Speaking at the launch of the UK’s latest cyber security strategy the government said it aims to ensure that the UK is secure and resilient to cyber threats, prosperous and confident in the digital world. Commenting on the initiative, Hammond said: “The National Cyber Security Strategy we’re publishing represents a major step forward in the fight against cyber attack. It is a key component of the government’s ambition for Britain to be the best place in the world to run a tech business.”
Streamlined response promised
As part of the strategy a new National Cyber Security Centre has been launched. The idea behind the single authority is to make it much simpler for business to get advice on cyber-security and to interact with government on cyber-security issues. As part of the changes, the NCSC will subsume UK’s national Computer Emergency Response Team (CERT UK) and will provide the UK’s cyber security incident management.
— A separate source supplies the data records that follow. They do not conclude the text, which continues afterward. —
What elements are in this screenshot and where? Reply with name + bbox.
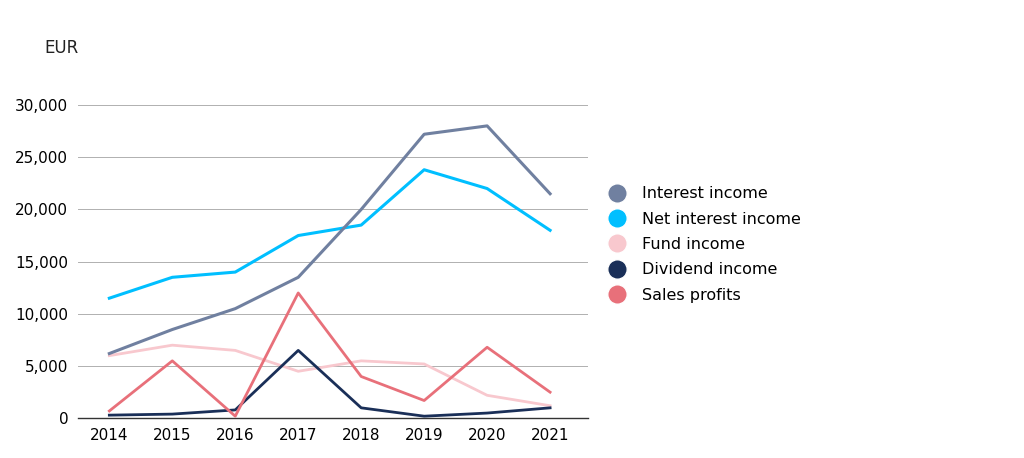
- Text: EUR: EUR: [45, 39, 79, 57]
- Legend: Interest income, Net interest income, Fund income, Dividend income, Sales profit: Interest income, Net interest income, Fu…: [601, 186, 802, 303]
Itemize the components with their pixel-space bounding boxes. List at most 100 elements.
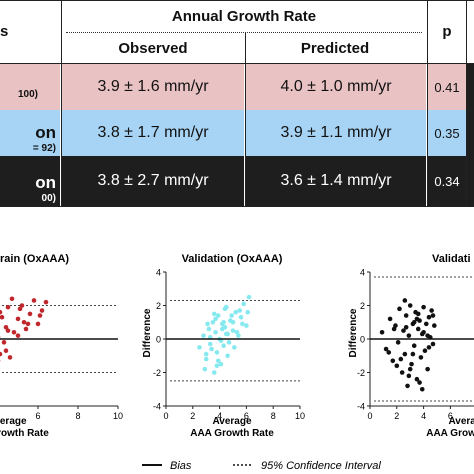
plot1-data-point [3,348,9,354]
plot3-data-point [432,323,437,328]
plot1-data-point [15,316,21,322]
plot3-data-point [421,330,426,335]
plot3-data-point [430,341,436,347]
row2-observed: 3.8 ± 1.7 mm/yr [62,110,244,156]
plot3-data-point [406,333,412,338]
plot3-data-point [395,340,401,345]
plot1-data-point [0,351,3,357]
plot1-data-point [27,311,33,317]
plot2-data-point [202,366,208,372]
plot2-data-point [237,308,242,313]
plot3-data-point [407,303,413,308]
plot3-title: Validati [432,253,471,265]
plot2-x-tick-label: 6 [244,411,249,421]
plot2-data-point [234,330,240,335]
plot3-x-tick-label: 0 [367,411,372,421]
plot3-data-point [402,298,408,303]
plot3-y-tick-label: 0 [360,335,365,345]
header-p: p [442,23,452,40]
row3-p: 0.34 [428,156,466,206]
plot2-x-tick-label: 2 [190,411,195,421]
plot2-data-point [214,363,220,369]
plot2-y-tick-label: -4 [153,402,161,412]
plot2-data-point [238,314,244,320]
plot3-data-point [399,370,405,375]
plot1-data-point [0,314,5,320]
row1-p: 0.41 [428,64,466,110]
plot2-data-point [201,333,206,338]
plot3-data-point [379,330,385,335]
plot3-data-point [418,355,424,360]
plot2-y-tick-label: 4 [156,268,161,278]
growth-rate-table: s Annual Growth Rate Observed Predicted … [0,0,474,210]
plot2-data-point [213,330,218,335]
header-predicted: Predicted [300,39,370,57]
plot2-x-tick-label: 0 [163,411,168,421]
row1-label-bg: 100) [0,64,60,110]
plot1-data-point [3,324,9,330]
plot1-data-point [37,313,43,318]
plot2-data-point [246,294,252,300]
plot1-data-point [31,298,37,303]
plot2-data-point [233,309,238,315]
col-divider-1 [61,0,62,206]
plot2-x-tick-label: 8 [271,411,276,421]
plot1-data-point [9,296,15,302]
plot2-data-point [215,313,221,318]
plot1-x-tick-label: 8 [75,411,80,421]
plot3-data-point [410,351,416,357]
plot2-data-point [207,341,213,347]
legend-bias-label: Bias [170,460,192,472]
plot3-data-point [387,316,393,322]
row3-predicted: 3.6 ± 1.4 mm/yr [246,156,426,206]
plot2-x-label-1: Average [212,416,252,427]
plot3-data-point [414,376,420,382]
plot3-x-tick-label: 4 [421,411,426,421]
plot3-data-point [415,311,421,317]
plot1-data-point [1,340,7,345]
plot1-data-point [21,319,27,325]
plot3-y-tick-label: 4 [360,268,365,278]
plot2-data-point [203,356,209,362]
row3-label: on 00) [0,156,60,206]
plot3-data-point [406,373,412,379]
plot3-data-point [386,350,392,355]
plot3-data-point [411,319,417,325]
plot2-y-tick-label: 2 [156,301,161,311]
plot3-data-point [421,304,426,310]
plot3-data-point [425,366,430,372]
row2-predicted: 3.9 ± 1.1 mm/yr [246,110,426,156]
plot3-y-tick-label: -4 [357,402,365,412]
plot1-data-point [15,333,21,338]
plot1-data-point [39,308,45,313]
plot2-data-point [226,340,232,345]
plot3-data-point [426,314,432,320]
plot1-x-tick-label: 10 [113,411,123,421]
plot2-data-point [229,313,234,318]
table-top-border [0,0,474,1]
plot2-data-point [222,324,228,330]
row3-sublabel: 00) [41,193,56,204]
plot2-data-point [225,331,230,337]
plot1-data-point [5,304,11,310]
plot2-y-tick-label: 0 [156,335,161,345]
plot2-data-point [245,309,251,315]
legend-svg: Bias 95% Confidence Interval [142,460,381,472]
plot3-x-tick-label: 6 [448,411,453,421]
plot3-x-label-2: AAA Growth Rate [426,428,474,439]
plot3-data-point [391,326,397,332]
plot3-data-point [397,306,402,312]
plot3-data-point [422,348,428,354]
plot3-data-point [425,333,430,338]
plot1-data-point [0,309,3,315]
plot1-data-point [5,328,11,333]
plot3-data-point [414,316,420,322]
col-divider-2 [245,33,246,206]
plot2-data-point [206,326,212,332]
plot2-data-point [210,319,216,325]
plot1-x-label-1: Average [0,416,27,427]
col-divider-4 [466,0,467,206]
plot2-x-tick-label: 10 [295,411,305,421]
plot2-data-point [197,345,202,350]
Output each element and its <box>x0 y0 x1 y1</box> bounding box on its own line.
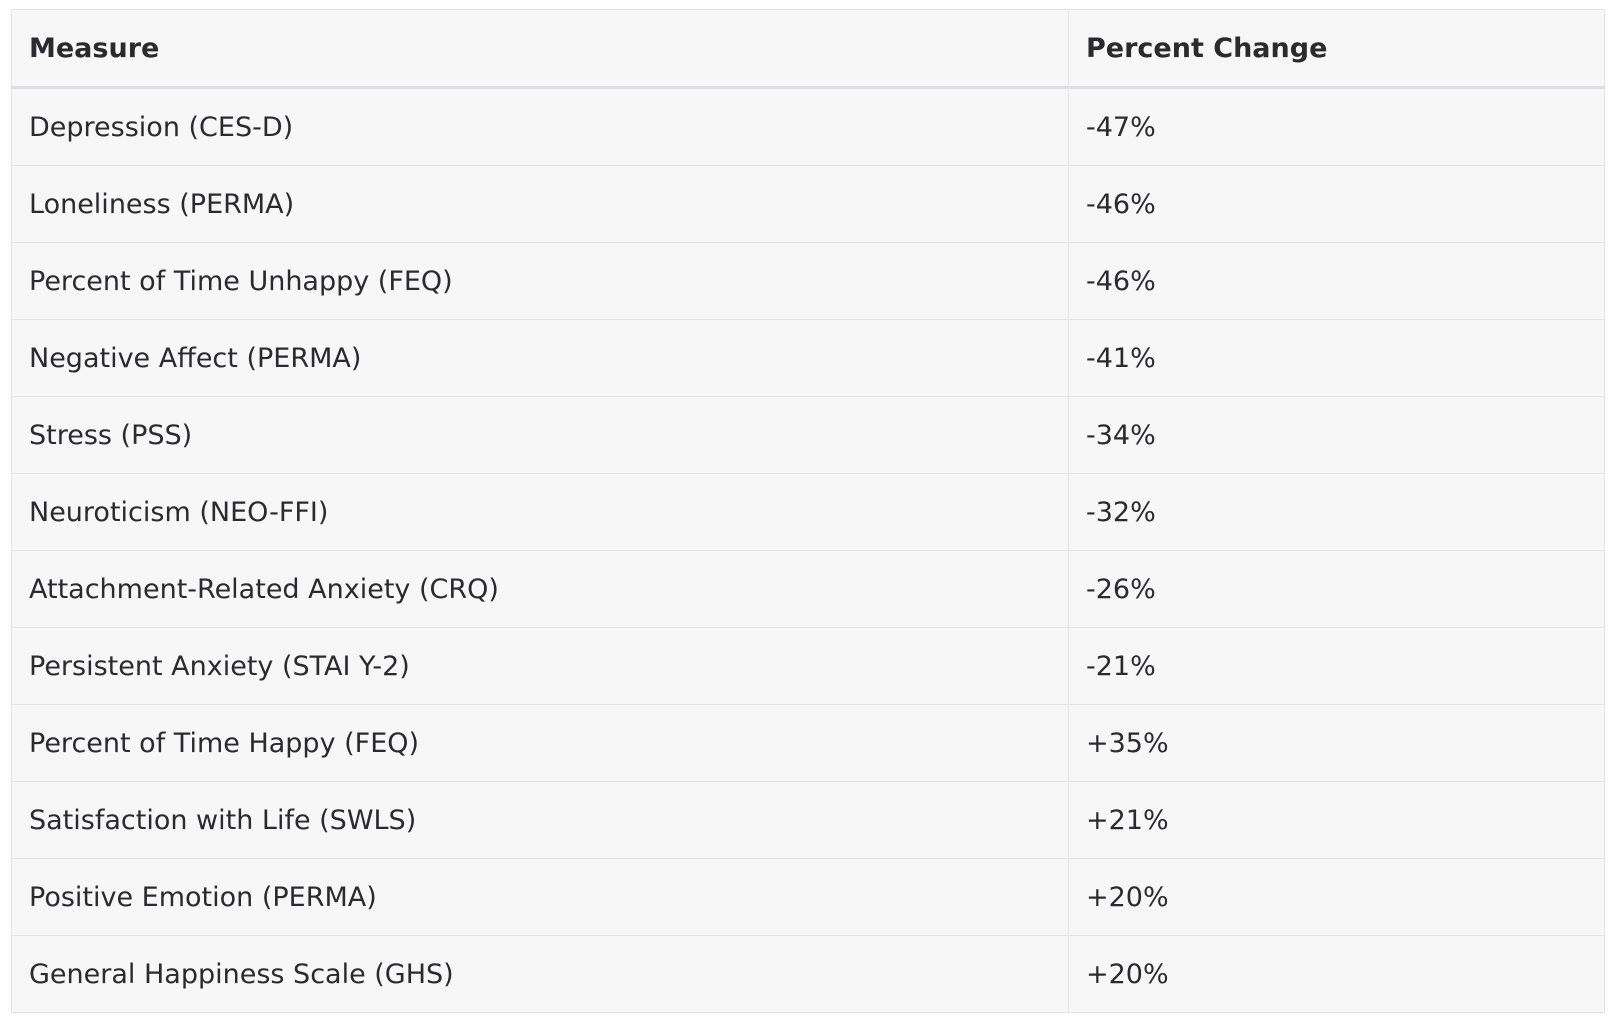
table-body: Depression (CES-D) -47% Loneliness (PERM… <box>11 87 1605 1013</box>
percent-change-cell: +21% <box>1068 781 1605 859</box>
table-row: Percent of Time Happy (FEQ) +35% <box>11 704 1605 782</box>
measure-cell: Attachment-Related Anxiety (CRQ) <box>11 550 1069 628</box>
measure-cell: Positive Emotion (PERMA) <box>11 858 1069 936</box>
measure-cell: Loneliness (PERMA) <box>11 165 1069 243</box>
table-row: Loneliness (PERMA) -46% <box>11 165 1605 243</box>
percent-change-cell: +20% <box>1068 858 1605 936</box>
percent-change-cell: +20% <box>1068 935 1605 1013</box>
percent-change-cell: -46% <box>1068 165 1605 243</box>
results-table-container: Measure Percent Change Depression (CES-D… <box>11 9 1605 1013</box>
percent-change-cell: -47% <box>1068 87 1605 166</box>
percent-change-cell: -32% <box>1068 473 1605 551</box>
header-percent-change: Percent Change <box>1068 9 1605 89</box>
percent-change-cell: -46% <box>1068 242 1605 320</box>
percent-change-cell: -21% <box>1068 627 1605 705</box>
measure-cell: Negative Affect (PERMA) <box>11 319 1069 397</box>
table-row: Persistent Anxiety (STAI Y-2) -21% <box>11 627 1605 705</box>
percent-change-cell: -41% <box>1068 319 1605 397</box>
table-row: Neuroticism (NEO-FFI) -32% <box>11 473 1605 551</box>
table-row: Percent of Time Unhappy (FEQ) -46% <box>11 242 1605 320</box>
header-row: Measure Percent Change <box>11 9 1605 89</box>
table-row: Depression (CES-D) -47% <box>11 87 1605 166</box>
percent-change-cell: -26% <box>1068 550 1605 628</box>
percent-change-cell: +35% <box>1068 704 1605 782</box>
table-row: Satisfaction with Life (SWLS) +21% <box>11 781 1605 859</box>
measure-cell: Stress (PSS) <box>11 396 1069 474</box>
table-row: General Happiness Scale (GHS) +20% <box>11 935 1605 1013</box>
table-row: Attachment-Related Anxiety (CRQ) -26% <box>11 550 1605 628</box>
measure-cell: Persistent Anxiety (STAI Y-2) <box>11 627 1069 705</box>
table-header: Measure Percent Change <box>11 9 1605 89</box>
table-row: Negative Affect (PERMA) -41% <box>11 319 1605 397</box>
header-measure: Measure <box>11 9 1069 89</box>
table-row: Stress (PSS) -34% <box>11 396 1605 474</box>
table-row: Positive Emotion (PERMA) +20% <box>11 858 1605 936</box>
measure-cell: Percent of Time Unhappy (FEQ) <box>11 242 1069 320</box>
measure-cell: Neuroticism (NEO-FFI) <box>11 473 1069 551</box>
percent-change-cell: -34% <box>1068 396 1605 474</box>
measure-cell: Depression (CES-D) <box>11 87 1069 166</box>
measure-cell: Satisfaction with Life (SWLS) <box>11 781 1069 859</box>
measure-cell: General Happiness Scale (GHS) <box>11 935 1069 1013</box>
results-table: Measure Percent Change Depression (CES-D… <box>11 9 1605 1013</box>
measure-cell: Percent of Time Happy (FEQ) <box>11 704 1069 782</box>
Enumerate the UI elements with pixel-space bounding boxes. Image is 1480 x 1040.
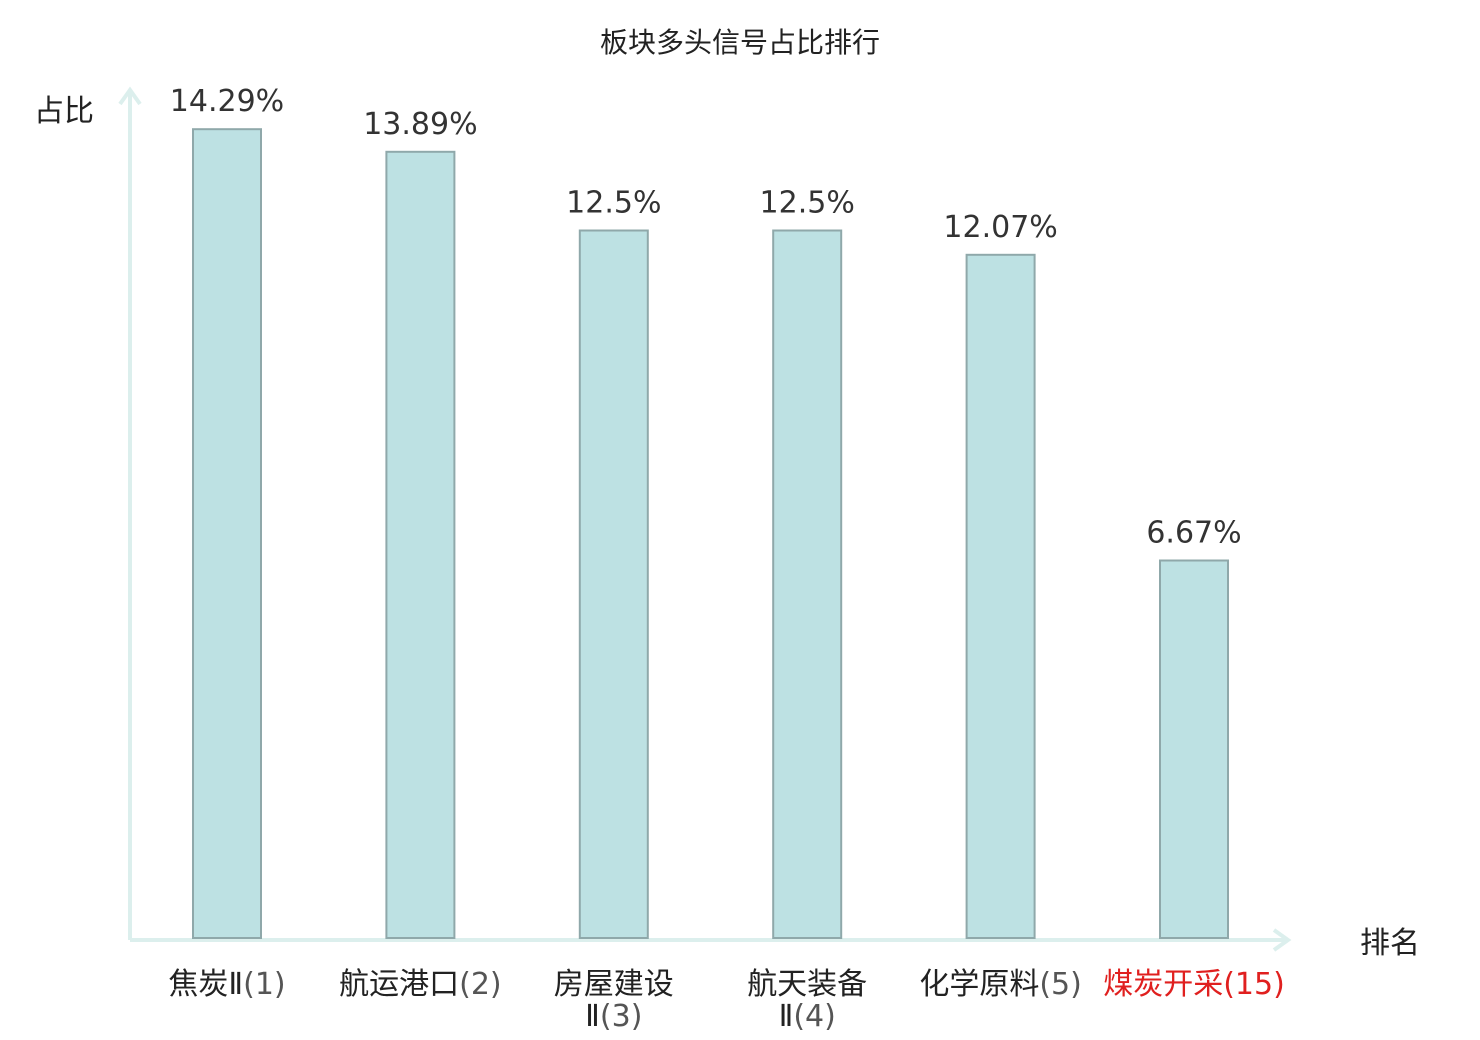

The Centre will bring together the full range of technical skills from across government and beyond to respond to significant incidents reported by business, academia or government departments. The Centre, Hammond said, will link up with law enforcement, help mitigate the impact of the incident, seek to repair the damage and assist in the tracing and prosecution of those responsible.
The government said it had three objectives: defend, deter and develop. The strategy outlines that the country has the means to defend itself against cyber attacks while the government would deter attacks through strong action. The government said it could detect, understand, investigate and disrupt hostile action taken against the country’s systems, pursuing and prosecuting offenders. At the same time the government said the UK has an innovative, growing cyber security industry, underpinned by world leading scientific research and development. The government said it would invest £1.9 billion over the next five years to transform significantly the UK’s cyber-security.
Money-laundering and cyber-security arrests
As evidence of the ongoing fight against cyber crime the NCA also announced last week the arrest of 14 people in the UK on suspicion of offences including laundering stolen money for international cyber criminals using malware. NCA officers believe the malware was developed and deployed by skilled cyber criminals in Eastern Europe.
Mike Hulett, Head of Operations at the NCA’s National Cyber Crime Unit said: “Cyber crime is an increasing threat in the UK and internationally, which the NCA is determined to combat at every level. The malware utilised in this case hits small and medium sized businesses particularly hard.”
Tesco bank breached
Less than a week after the launch of the UK government’s cyber security strategy, Tesco Bank – a subsidiary of the major supermarket chain – suffered an unprecedented cyber-security breach, highlighting the scale of risks and damage that consumers, companies and shareholders face.
Benny Higgins, chief executive, Tesco Bank said that around 40,000 of its customers’ current accounts had been subject to online criminal activity, and around half of these customers had money withdrawn fraudulently from their accounts. Higgins said that all money stolen will be refunded by the bank. The National Crime Agency has said it is coordinating the law enforcement response to the data breach.
£1.9 billion cyber-security fine for Tesco? Not quite yet
Under the EU’s forthcoming General Data Protection Regulation (GDPR), Tesco plc would face fines of £1.9 billion or more. The Regulation uses a company’s entire as the baseline for fines, which could be up to four per cent of turnover. Brexit notwithstanding, the GDPR is on track to come into force in May 2018 in the UK. Audit committees will need to get the cyber-risk strategy sorted out sooner rather than later.